その上でのあえての考察だが、広島、長崎の両宣言が核廃絶を訴えるならば、日本の目前の無法な独裁国家の核兵器開発に沈黙を保つまま、というのはいかにも不自然である。

同宣言は北朝鮮を非難せず、逆に日本政府を非難していた。今年7月に国連で全加盟国の6割ほどの諸国が採択した「核兵器禁止条約」(写真3)に日本が賛成しなかったことを批判するのだ。

「原爆の日」に感じた違和感
写真4)田上富久長崎市長 出典:長崎市HP
自国の防衛に核抑止力を取り込んできた諸国はこの核兵器全面否定の条約には反対した。核保有国の態度は明解で断固としていた。アメリカも、イギリスも、フランスも、この条約は現実の無視だと断じ、核抑止力が自国や同盟国の防衛を支えていると指摘して、一方的な核兵器の放棄宣言に等しい同条約への賛成を拒んでいた。

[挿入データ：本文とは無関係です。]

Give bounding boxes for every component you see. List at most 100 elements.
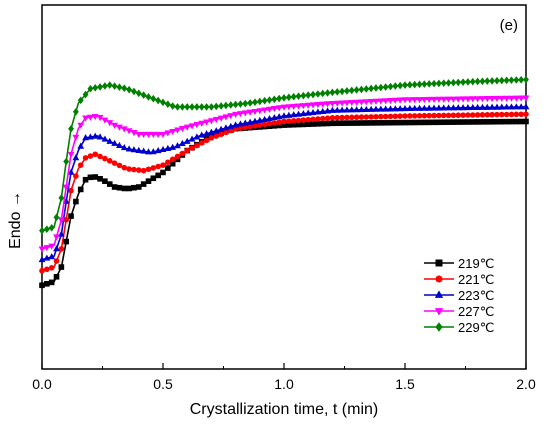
data-point xyxy=(305,121,311,128)
data-point xyxy=(285,111,293,118)
data-point xyxy=(416,80,423,89)
data-point xyxy=(241,119,249,126)
data-point xyxy=(189,145,195,151)
data-point xyxy=(125,145,133,152)
data-point xyxy=(68,124,74,133)
data-point xyxy=(82,115,89,122)
data-point xyxy=(445,112,452,119)
data-point xyxy=(261,96,268,105)
data-point xyxy=(339,114,345,121)
data-point xyxy=(43,225,50,234)
data-point xyxy=(479,112,486,118)
data-point xyxy=(421,112,428,119)
data-point xyxy=(493,103,501,110)
data-point xyxy=(286,118,292,124)
data-point xyxy=(116,141,123,148)
series-2 xyxy=(39,111,529,274)
data-point xyxy=(358,114,365,120)
series-layer xyxy=(38,75,530,289)
data-point xyxy=(503,76,510,85)
data-point xyxy=(450,78,457,87)
data-point xyxy=(411,97,419,104)
data-point xyxy=(72,154,80,161)
data-point xyxy=(77,122,85,129)
data-point xyxy=(469,96,477,103)
data-point xyxy=(378,120,384,126)
data-point xyxy=(431,79,437,88)
y-axis-title: Endo → xyxy=(7,191,24,249)
data-point xyxy=(315,121,321,127)
series-line xyxy=(41,106,527,261)
data-point xyxy=(261,115,269,122)
data-point xyxy=(440,104,448,111)
data-point xyxy=(329,100,336,108)
data-point xyxy=(474,77,481,86)
data-point xyxy=(387,98,394,105)
legend-item: 223℃ xyxy=(424,288,494,303)
data-point xyxy=(513,76,520,84)
data-point xyxy=(150,175,157,182)
data-point xyxy=(465,119,471,125)
data-point xyxy=(77,142,85,149)
data-point xyxy=(106,158,113,164)
data-point xyxy=(126,166,132,172)
data-point xyxy=(392,113,399,120)
data-point xyxy=(106,137,114,144)
data-point xyxy=(416,119,423,126)
data-point xyxy=(92,83,99,92)
data-point xyxy=(426,80,433,88)
data-point xyxy=(174,103,181,111)
data-point xyxy=(281,94,287,102)
data-point xyxy=(305,91,312,99)
data-point xyxy=(329,106,336,113)
data-point xyxy=(251,108,259,116)
data-point xyxy=(275,105,283,112)
data-point xyxy=(102,178,108,184)
data-point xyxy=(450,112,457,119)
data-point xyxy=(174,127,181,134)
data-point xyxy=(155,96,162,105)
data-point xyxy=(494,111,500,118)
series-line xyxy=(41,113,527,272)
data-point xyxy=(92,151,99,158)
data-point xyxy=(362,105,370,113)
data-point xyxy=(425,104,433,111)
data-point xyxy=(522,95,530,102)
data-point xyxy=(203,103,210,111)
legend-marker xyxy=(434,290,444,298)
data-point xyxy=(416,104,423,111)
data-point xyxy=(145,178,152,184)
data-point xyxy=(198,103,205,111)
data-point xyxy=(310,90,316,99)
data-point xyxy=(155,163,161,170)
panel-label: (e) xyxy=(500,17,518,34)
data-point xyxy=(483,96,491,103)
data-point xyxy=(459,104,467,111)
data-point xyxy=(435,96,443,103)
legend-label: 227℃ xyxy=(458,304,494,319)
legend-label: 229℃ xyxy=(458,320,494,335)
data-point xyxy=(73,198,79,205)
legend-item: 221℃ xyxy=(424,272,494,287)
data-point xyxy=(508,118,515,125)
data-point xyxy=(484,77,491,85)
data-point xyxy=(101,135,109,142)
data-point xyxy=(247,123,253,130)
data-point xyxy=(436,119,442,126)
data-point xyxy=(310,116,316,123)
data-point xyxy=(68,213,74,219)
data-point xyxy=(407,113,413,119)
data-point xyxy=(460,119,466,125)
data-point xyxy=(97,176,103,182)
data-point xyxy=(343,106,351,113)
data-point xyxy=(203,119,210,126)
data-point xyxy=(445,96,452,103)
data-point xyxy=(465,112,471,118)
data-point xyxy=(368,120,374,126)
data-point xyxy=(382,83,389,91)
data-point xyxy=(140,131,148,139)
data-point xyxy=(411,113,418,119)
data-point xyxy=(373,120,379,126)
data-point xyxy=(373,84,379,92)
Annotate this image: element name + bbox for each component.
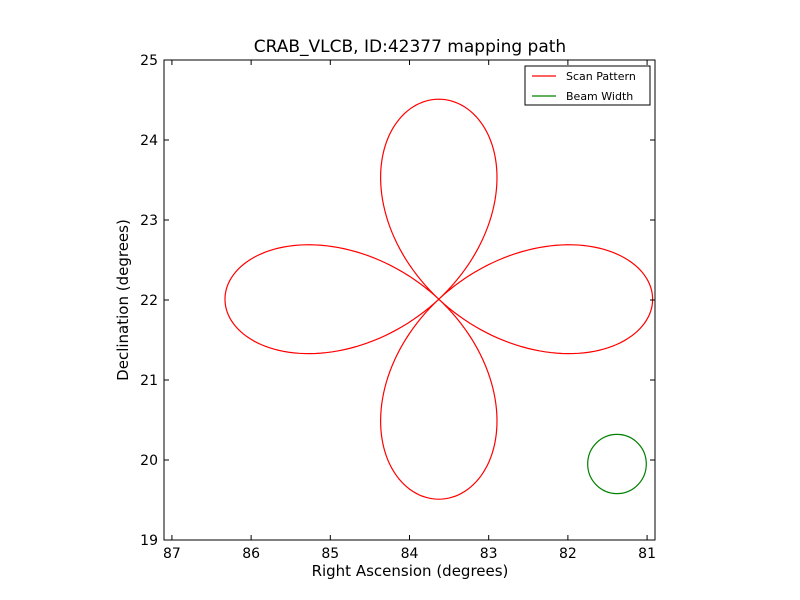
y-tick-label: 23 <box>140 213 158 229</box>
legend-box <box>524 65 651 106</box>
y-tick-label: 21 <box>140 373 158 389</box>
y-tick-label: 19 <box>140 533 158 549</box>
chart-title: CRAB_VLCB, ID:42377 mapping path <box>254 37 566 57</box>
y-tick-label: 25 <box>140 53 158 69</box>
x-tick-label: 81 <box>638 546 656 562</box>
x-tick-label: 86 <box>242 546 260 562</box>
x-tick-label: 82 <box>559 546 577 562</box>
x-tick-label: 87 <box>163 546 181 562</box>
data-layer <box>224 98 654 500</box>
x-axis-label: Right Ascension (degrees) <box>312 562 509 580</box>
x-tick-label: 85 <box>321 546 339 562</box>
plot-area <box>164 60 655 540</box>
legend-label-beam-width: Beam Width <box>566 90 633 103</box>
x-tick-label: 83 <box>480 546 498 562</box>
y-tick-label: 20 <box>140 453 158 469</box>
y-axis-label: Declination (degrees) <box>114 219 132 381</box>
scan-pattern-path <box>224 98 654 500</box>
ticks: 87 86 85 84 83 82 81 19 20 21 22 23 24 25 <box>140 53 656 562</box>
legend-label-scan-pattern: Scan Pattern <box>566 70 636 83</box>
beam-width-circle <box>587 433 647 495</box>
x-tick-label: 84 <box>401 546 419 562</box>
y-tick-label: 22 <box>140 293 158 309</box>
y-tick-label: 24 <box>140 133 158 149</box>
legend: Scan Pattern Beam Width <box>524 65 651 106</box>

他の核兵器公式保有国の中国もロシアも核兵器禁止条約には明確に反対していた。東西冷戦の期間中の米ソの核対決でも相互の核抑止こそが冷たい平和を保ってきたという認識は国際的なコンセンサスだともいえよう。この現実に対して今回の条約はあまりに無力なのである。

広島、長崎の両宣言は核廃絶を求めながらも、その実際の方法についてはなにも語らない。核廃絶を目指すならば、現実の世界ではまず核兵器の国際的な次元での管理があり、その後に核兵器の拡散防止、そして核軍縮という手順がなければ、核廃絶という展望はまったく浮かんではこないだろう。

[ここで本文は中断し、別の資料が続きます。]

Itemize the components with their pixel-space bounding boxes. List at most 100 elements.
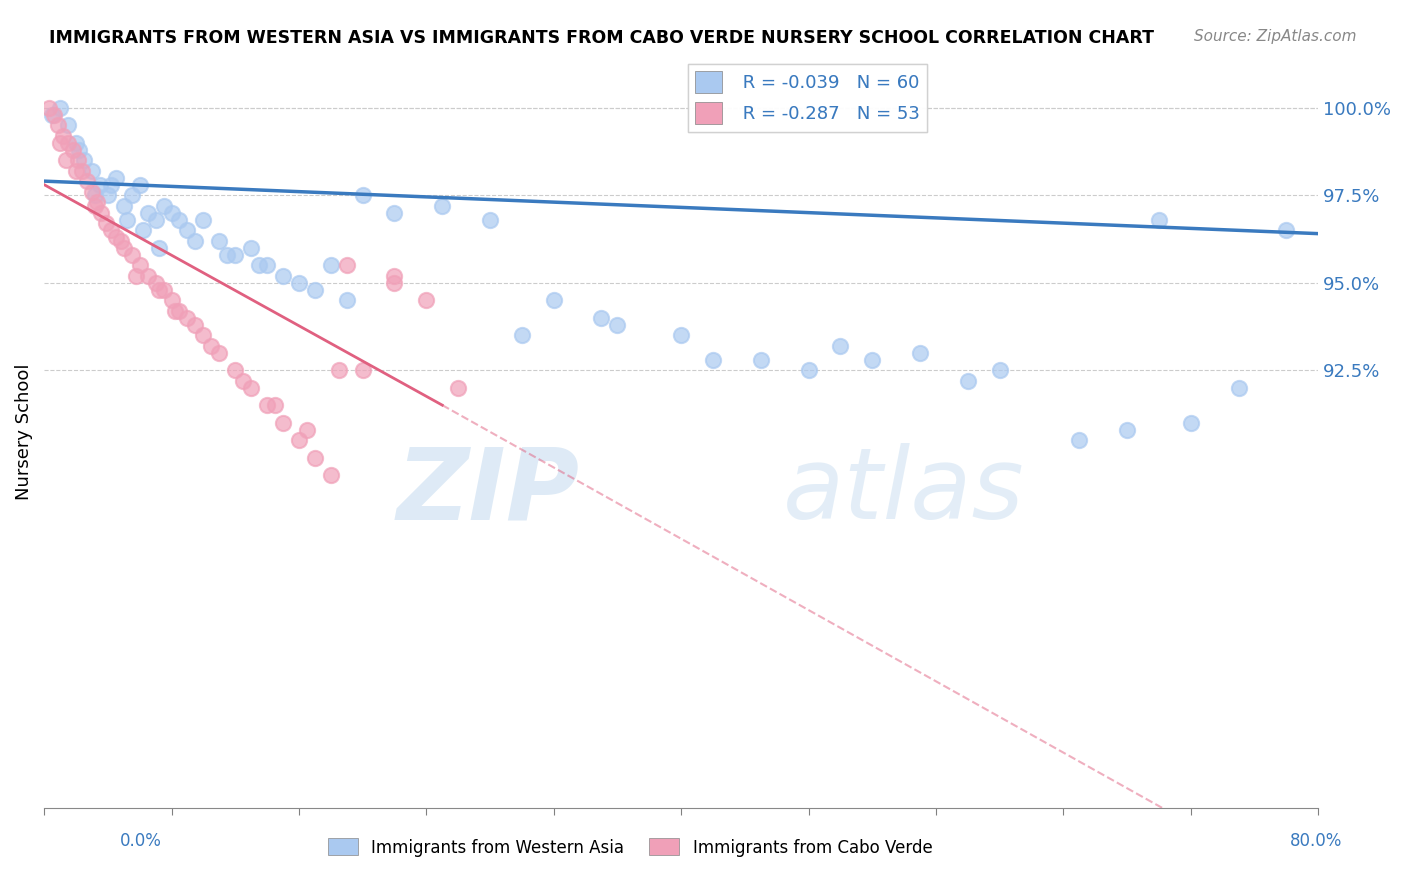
Text: 80.0%: 80.0% [1291, 831, 1343, 849]
Point [749, 352, 772, 367]
Point [163, 303, 186, 318]
Point [415, 293, 437, 307]
Point [352, 363, 374, 377]
Point [48, 118, 70, 132]
Point [121, 247, 143, 261]
Point [160, 293, 183, 307]
Point [56, 136, 79, 150]
Point [104, 230, 127, 244]
Point [319, 258, 342, 272]
Point [121, 188, 143, 202]
Point [90, 205, 112, 219]
Point [55, 153, 77, 168]
Point [65, 163, 87, 178]
Point [110, 234, 132, 248]
Point [152, 199, 174, 213]
Point [72, 163, 94, 178]
Point [62, 143, 84, 157]
Point [1147, 212, 1170, 227]
Point [797, 363, 820, 377]
Point [136, 205, 159, 219]
Point [73, 153, 96, 168]
Point [1275, 223, 1298, 237]
Text: 0.0%: 0.0% [120, 831, 162, 849]
Point [56, 118, 79, 132]
Point [49, 136, 72, 150]
Point [908, 345, 931, 359]
Point [169, 212, 191, 227]
Text: atlas: atlas [783, 443, 1025, 540]
Point [319, 468, 342, 483]
Point [256, 398, 278, 412]
Point [148, 241, 170, 255]
Point [128, 178, 150, 192]
Point [193, 328, 215, 343]
Point [432, 199, 454, 213]
Point [288, 276, 311, 290]
Point [591, 310, 613, 325]
Point [80, 163, 103, 178]
Point [830, 338, 852, 352]
Point [543, 293, 565, 307]
Point [67, 143, 90, 157]
Point [860, 352, 883, 367]
Point [38, 101, 60, 115]
Point [41, 108, 63, 122]
Point [256, 258, 278, 272]
Point [271, 416, 294, 430]
Point [184, 318, 207, 332]
Point [208, 234, 231, 248]
Point [669, 328, 692, 343]
Point [97, 188, 120, 202]
Point [447, 381, 470, 395]
Point [76, 174, 98, 188]
Point [1069, 433, 1091, 447]
Point [264, 398, 287, 412]
Point [1180, 416, 1202, 430]
Text: ZIP: ZIP [396, 443, 579, 540]
Point [384, 276, 406, 290]
Point [66, 153, 89, 168]
Point [208, 345, 231, 359]
Point [112, 241, 135, 255]
Point [160, 205, 183, 219]
Point [232, 374, 254, 388]
Point [96, 216, 118, 230]
Point [65, 136, 87, 150]
Point [152, 283, 174, 297]
Point [224, 247, 246, 261]
Point [49, 101, 72, 115]
Text: Source: ZipAtlas.com: Source: ZipAtlas.com [1194, 29, 1357, 44]
Point [956, 374, 979, 388]
Point [304, 450, 326, 465]
Point [510, 328, 533, 343]
Point [1116, 423, 1139, 437]
Point [304, 283, 326, 297]
Point [89, 178, 111, 192]
Point [193, 212, 215, 227]
Point [169, 303, 191, 318]
Point [52, 128, 75, 143]
Point [145, 212, 167, 227]
Point [132, 223, 155, 237]
Point [479, 212, 502, 227]
Point [240, 241, 263, 255]
Y-axis label: Nursery School: Nursery School [15, 363, 32, 500]
Point [384, 268, 406, 283]
Point [42, 108, 65, 122]
Point [200, 338, 222, 352]
Point [80, 185, 103, 199]
Point [295, 423, 318, 437]
Point [336, 258, 359, 272]
Point [145, 276, 167, 290]
Point [86, 195, 108, 210]
Point [176, 310, 198, 325]
Point [384, 205, 406, 219]
Point [128, 258, 150, 272]
Point [148, 283, 170, 297]
Point [606, 318, 628, 332]
Point [288, 433, 311, 447]
Point [104, 170, 127, 185]
Point [247, 258, 270, 272]
Point [271, 268, 294, 283]
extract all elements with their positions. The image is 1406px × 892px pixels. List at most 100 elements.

田上富久長崎市長(写真4)の宣言は日本政府にアメリカの拡大核抑止による「核の傘」の放棄をも明確に求めていた。他国からの核の攻撃や威嚇に対しこちらも核で必ず報復する態勢を保つことでその他国の攻撃を抑えるのが核抑止である。その抑止を自国だけでなく同盟国にまで提供するのが拡大核抑止、つまり「核の傘」となる。

北朝鮮は日本に対しても核攻撃を辞さない態勢をみせる。その敵性や攻撃性を抑える核の傘がいまほど必要なときもないだろう。だが長崎市長らの宣言はその核の傘を無条件で捨てろと要求する。では日本の防衛や独立はどうなるのか。

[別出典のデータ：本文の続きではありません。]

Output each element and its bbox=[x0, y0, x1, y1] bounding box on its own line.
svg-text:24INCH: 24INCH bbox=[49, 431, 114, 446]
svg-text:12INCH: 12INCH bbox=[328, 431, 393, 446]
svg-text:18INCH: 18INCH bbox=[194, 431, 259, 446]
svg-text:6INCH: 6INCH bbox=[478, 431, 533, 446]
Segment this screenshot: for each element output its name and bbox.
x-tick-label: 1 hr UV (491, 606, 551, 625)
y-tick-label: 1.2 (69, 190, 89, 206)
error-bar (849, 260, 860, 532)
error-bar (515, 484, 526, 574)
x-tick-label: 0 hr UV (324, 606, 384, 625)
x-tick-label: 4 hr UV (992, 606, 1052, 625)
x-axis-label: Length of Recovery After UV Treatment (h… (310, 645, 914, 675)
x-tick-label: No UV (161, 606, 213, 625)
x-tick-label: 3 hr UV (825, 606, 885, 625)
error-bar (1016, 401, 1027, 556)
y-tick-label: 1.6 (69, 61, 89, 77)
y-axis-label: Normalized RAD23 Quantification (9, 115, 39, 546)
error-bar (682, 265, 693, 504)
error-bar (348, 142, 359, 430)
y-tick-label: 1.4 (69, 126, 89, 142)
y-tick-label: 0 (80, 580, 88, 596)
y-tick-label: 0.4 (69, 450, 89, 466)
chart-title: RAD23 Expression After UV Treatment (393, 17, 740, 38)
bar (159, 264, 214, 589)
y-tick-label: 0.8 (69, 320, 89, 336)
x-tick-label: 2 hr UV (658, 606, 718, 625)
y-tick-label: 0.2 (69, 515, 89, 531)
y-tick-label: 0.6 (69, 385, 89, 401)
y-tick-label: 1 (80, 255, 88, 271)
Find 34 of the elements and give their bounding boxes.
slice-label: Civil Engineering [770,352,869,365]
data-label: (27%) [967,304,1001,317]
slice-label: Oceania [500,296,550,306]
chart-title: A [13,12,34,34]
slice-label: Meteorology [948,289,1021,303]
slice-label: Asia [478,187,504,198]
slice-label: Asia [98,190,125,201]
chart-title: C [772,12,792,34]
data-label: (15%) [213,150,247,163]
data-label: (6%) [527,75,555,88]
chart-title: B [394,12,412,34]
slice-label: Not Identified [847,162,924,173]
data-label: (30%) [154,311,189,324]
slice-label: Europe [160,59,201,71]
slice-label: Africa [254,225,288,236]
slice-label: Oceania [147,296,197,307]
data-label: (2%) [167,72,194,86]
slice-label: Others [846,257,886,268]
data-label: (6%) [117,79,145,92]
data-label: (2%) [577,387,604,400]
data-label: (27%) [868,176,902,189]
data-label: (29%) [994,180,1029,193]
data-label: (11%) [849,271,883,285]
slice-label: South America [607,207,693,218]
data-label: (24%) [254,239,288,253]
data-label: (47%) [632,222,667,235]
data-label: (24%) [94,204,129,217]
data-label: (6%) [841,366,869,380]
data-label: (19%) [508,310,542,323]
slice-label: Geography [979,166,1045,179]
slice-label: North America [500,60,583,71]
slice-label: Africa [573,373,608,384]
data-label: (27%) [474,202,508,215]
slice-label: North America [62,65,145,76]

実際には8月17日にワシントンで開かれた日米両国政府の外務、防衛閣僚による「2プラス2」の会合(写真5)でアメリカの拡大核抑止、つまり核の傘の日本への適用は公式に合意され、発表された。これ以外にはない現実的な選択だといえよう。

一方、朝日新聞は「原爆の日」の報道の一環として安倍首相が核兵器禁止条約に賛同せず、アメリカの拡大核抑止を保持することを「どこの国の総理か」という大見出しの記事で糾弾していた。

だが日本の安全保障への配慮や北朝鮮の核の脅威への対策なしに、一方的な防衛放棄を叫ぶ論調には「どこの国の新聞か」と問いたくなる。

(この記事には複数の写真が含まれています。すべて見るにはhttp://japan-indepth.jp/?p=35629の記事をご覧ください)

古森義久(ジャーナリスト・麗澤大学特別教授)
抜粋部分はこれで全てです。